# Bald Eagle with a hard right turn........



## EricD (Oct 12, 2010)

Another shot from the Eagle nest location. Here comes a heavy rght banking turn into the nest.
Shot 20 minutes after sunrise, had a little morning glow going.


----------



## jackiejay (Oct 12, 2010)

Magnificent shot beautiful bird.


----------



## petercanon (Oct 12, 2010)

i like that the bird has the twig in its talons. Patriotic


----------



## Derrel (Oct 12, 2010)

Excellent!
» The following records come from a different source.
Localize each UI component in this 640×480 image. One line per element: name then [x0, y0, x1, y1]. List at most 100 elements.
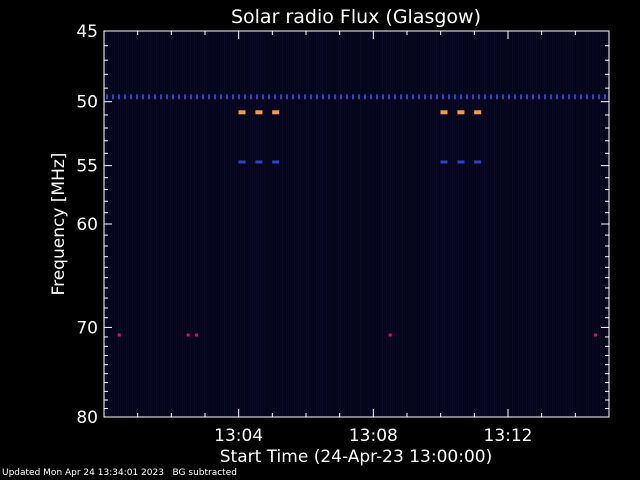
background-noise	[104, 31, 609, 417]
noise-streak	[198, 31, 199, 417]
band-mark	[604, 94, 606, 100]
noise-streak	[442, 31, 443, 417]
noise-streak	[144, 31, 145, 417]
noise-streak	[564, 31, 565, 417]
noise-streak	[504, 31, 505, 417]
x-axis-label: Start Time (24-Apr-23 13:00:00)	[220, 447, 492, 467]
noise-streak	[540, 31, 541, 417]
band-mark	[148, 94, 150, 100]
band-mark	[502, 94, 504, 100]
band-mark	[358, 94, 360, 100]
band-mark	[298, 94, 300, 100]
noise-streak	[280, 31, 281, 417]
noise-streak	[538, 31, 539, 417]
band-mark	[514, 94, 516, 100]
signal-spot	[186, 333, 190, 337]
noise-streak	[566, 31, 567, 417]
noise-streak	[174, 31, 175, 417]
noise-streak	[384, 31, 385, 417]
noise-streak	[132, 31, 133, 417]
band-mark	[160, 94, 162, 100]
noise-streak	[582, 31, 583, 417]
noise-streak	[218, 31, 219, 417]
noise-streak	[240, 31, 241, 417]
noise-streak	[320, 31, 321, 417]
noise-streak	[200, 31, 201, 417]
noise-streak	[472, 31, 473, 417]
band-mark	[130, 94, 132, 100]
noise-streak	[156, 31, 157, 417]
noise-streak	[192, 31, 193, 417]
noise-streak	[508, 31, 509, 417]
noise-streak	[244, 31, 245, 417]
noise-streak	[162, 31, 163, 417]
band-mark	[136, 94, 138, 100]
noise-streak	[584, 31, 585, 417]
noise-streak	[510, 31, 511, 417]
band-mark	[220, 94, 222, 100]
band-mark	[178, 94, 180, 100]
noise-streak	[148, 31, 149, 417]
noise-streak	[204, 31, 205, 417]
noise-streak	[160, 31, 161, 417]
noise-streak	[222, 31, 223, 417]
band-mark	[388, 94, 390, 100]
noise-streak	[534, 31, 535, 417]
noise-streak	[262, 31, 263, 417]
noise-streak	[116, 31, 117, 417]
noise-streak	[488, 31, 489, 417]
noise-streak	[502, 31, 503, 417]
band-mark	[352, 94, 354, 100]
band-mark	[568, 94, 570, 100]
noise-streak	[364, 31, 365, 417]
band-mark	[400, 94, 402, 100]
noise-streak	[206, 31, 207, 417]
noise-streak	[202, 31, 203, 417]
band-mark	[448, 94, 450, 100]
noise-streak	[258, 31, 259, 417]
noise-streak	[392, 31, 393, 417]
noise-streak	[138, 31, 139, 417]
noise-streak	[382, 31, 383, 417]
band-mark	[154, 94, 156, 100]
noise-streak	[418, 31, 419, 417]
band-mark	[112, 94, 114, 100]
noise-streak	[596, 31, 597, 417]
noise-streak	[288, 31, 289, 417]
noise-streak	[578, 31, 579, 417]
noise-streak	[542, 31, 543, 417]
signal-marks	[106, 94, 606, 337]
noise-streak	[468, 31, 469, 417]
noise-streak	[594, 31, 595, 417]
noise-streak	[496, 31, 497, 417]
noise-streak	[550, 31, 551, 417]
noise-streak	[310, 31, 311, 417]
bg-note: BG subtracted	[172, 468, 237, 478]
noise-streak	[242, 31, 243, 417]
noise-streak	[588, 31, 589, 417]
noise-streak	[248, 31, 249, 417]
noise-streak	[516, 31, 517, 417]
noise-streak	[370, 31, 371, 417]
noise-streak	[236, 31, 237, 417]
band-mark	[292, 94, 294, 100]
band-mark	[268, 94, 270, 100]
band-mark	[118, 94, 120, 100]
band-mark	[208, 94, 210, 100]
band-mark	[316, 94, 318, 100]
noise-streak	[350, 31, 351, 417]
noise-streak	[334, 31, 335, 417]
noise-streak	[454, 31, 455, 417]
signal-spot	[388, 333, 392, 337]
noise-streak	[286, 31, 287, 417]
noise-streak	[480, 31, 481, 417]
noise-streak	[296, 31, 297, 417]
noise-streak	[268, 31, 269, 417]
noise-streak	[470, 31, 471, 417]
noise-streak	[492, 31, 493, 417]
noise-streak	[150, 31, 151, 417]
noise-streak	[482, 31, 483, 417]
band-mark	[592, 94, 594, 100]
noise-streak	[486, 31, 487, 417]
noise-streak	[478, 31, 479, 417]
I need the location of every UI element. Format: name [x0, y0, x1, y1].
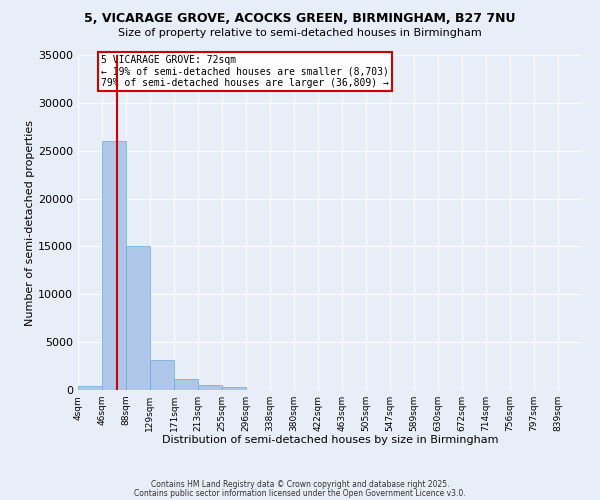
Bar: [126, 246, 150, 390]
Bar: [174, 380, 198, 390]
Text: 5 VICARAGE GROVE: 72sqm
← 19% of semi-detached houses are smaller (8,703)
79% of: 5 VICARAGE GROVE: 72sqm ← 19% of semi-de…: [101, 55, 389, 88]
Bar: [78, 386, 102, 390]
Bar: [222, 387, 246, 390]
Bar: [102, 141, 126, 390]
X-axis label: Distribution of semi-detached houses by size in Birmingham: Distribution of semi-detached houses by …: [162, 436, 498, 446]
Text: Size of property relative to semi-detached houses in Birmingham: Size of property relative to semi-detach…: [118, 28, 482, 38]
Text: Contains HM Land Registry data © Crown copyright and database right 2025.: Contains HM Land Registry data © Crown c…: [151, 480, 449, 489]
Text: Contains public sector information licensed under the Open Government Licence v3: Contains public sector information licen…: [134, 488, 466, 498]
Text: 5, VICARAGE GROVE, ACOCKS GREEN, BIRMINGHAM, B27 7NU: 5, VICARAGE GROVE, ACOCKS GREEN, BIRMING…: [84, 12, 516, 26]
Bar: [150, 360, 174, 390]
Y-axis label: Number of semi-detached properties: Number of semi-detached properties: [25, 120, 35, 326]
Bar: [198, 385, 222, 390]
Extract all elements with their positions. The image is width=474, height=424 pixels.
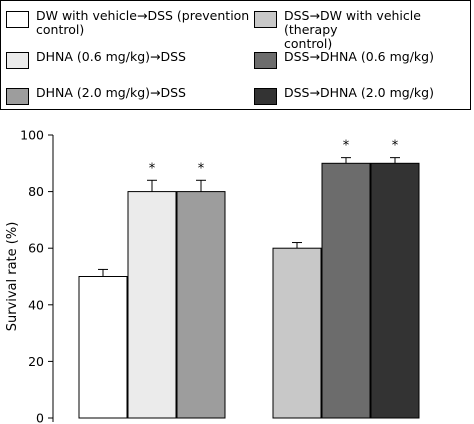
legend-swatch (254, 11, 277, 28)
y-tick-label: 100 (20, 128, 44, 143)
bar (78, 276, 128, 419)
y-tick-label: 20 (28, 354, 44, 369)
y-tick-label: 80 (28, 184, 44, 199)
significance-marker: * (343, 139, 350, 154)
legend-item-prevention-control: DW with vehicle→DSS (prevention control) (6, 9, 249, 37)
legend-item-dhna-2-0-prevention: DHNA (2.0 mg/kg)→DSS (6, 86, 186, 105)
legend-item-therapy-control: DSS→DW with vehicle (therapy control) (254, 9, 470, 51)
bar (272, 247, 322, 419)
legend-item-dhna-0-6-therapy: DSS→DHNA (0.6 mg/kg) (254, 50, 434, 69)
legend-label: DHNA (2.0 mg/kg)→DSS (36, 85, 186, 100)
legend-item-dhna-0-6-prevention: DHNA (0.6 mg/kg)→DSS (6, 50, 186, 69)
legend-item-dhna-2-0-therapy: DSS→DHNA (2.0 mg/kg) (254, 86, 434, 105)
significance-marker: * (198, 161, 205, 176)
bar (176, 191, 226, 419)
legend-label: DSS→DW with vehicle (therapy control) (284, 8, 421, 51)
legend-swatch (6, 88, 29, 105)
y-axis-title: Survival rate (%) (5, 222, 20, 332)
y-tick-label: 0 (36, 411, 44, 424)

Nest material gathering on a bald eagle--so,so cool!


----------



## Olcoot (Oct 12, 2010)

Superb image, Bravo!


----------



## HikinMike (Oct 12, 2010)

WOW!


----------



## Scatterbrained (Oct 12, 2010)

great shot!


----------



## Neil S. (Oct 12, 2010)

+1

+1

+1

lol

Ya its really great shot. 

Bravo! :thumbup:


----------



## Abby Rose (Oct 13, 2010)

I love all your pictures.


----------



## MSnowy (Oct 13, 2010)

great pic


----------



## 12sndsgood (Oct 13, 2010)

wow, very nice!


----------



## bigboi3 (Oct 13, 2010)

Amazing.  So much detail.


----------



## AverageJoe (Oct 13, 2010)

I didn't know they were vegetarians?

Nice shot.


----------



## icassell (Oct 13, 2010)

AverageJoe said:


> I didn't know they were vegetarians?
> 
> .



Nah.  Those twigs are for picking stubborn bits of rabbit out from between their teeth :lmao:


----------



## Amocholes (Oct 14, 2010)

icassell said:


> AverageJoe said:
> 
> 
> > I didn't know they were vegetarians?
> ...



They have teeth?:shock:


----------



## timethief (Oct 14, 2010)

impressive.


----------



## Nykon (Oct 20, 2010)

So Sweet!!!! LOVE it!


----------



## JWellman (Oct 20, 2010)

Absolutely love your photo!


----------



## Jacki (Oct 21, 2010)

Amocholes said:


> icassell said:
> 
> 
> > AverageJoe said:
> ...





Love the shot! I really like that he has a branch in his toes, and the way the tips of the wings curve...nice!!! :thumbup:


----------



## corralup (Oct 21, 2010)

Sorry I have missed probably a whole series from you.  Is this one of the eagles from the cemetery?  Great pose, Eric!


----------



## Yellow Wagon (Oct 21, 2010)

amazing photo!


----------



## RPK617 (Oct 21, 2010)

Dayumn!!  Awesome photo of a beautifully majestic bird of prey


----------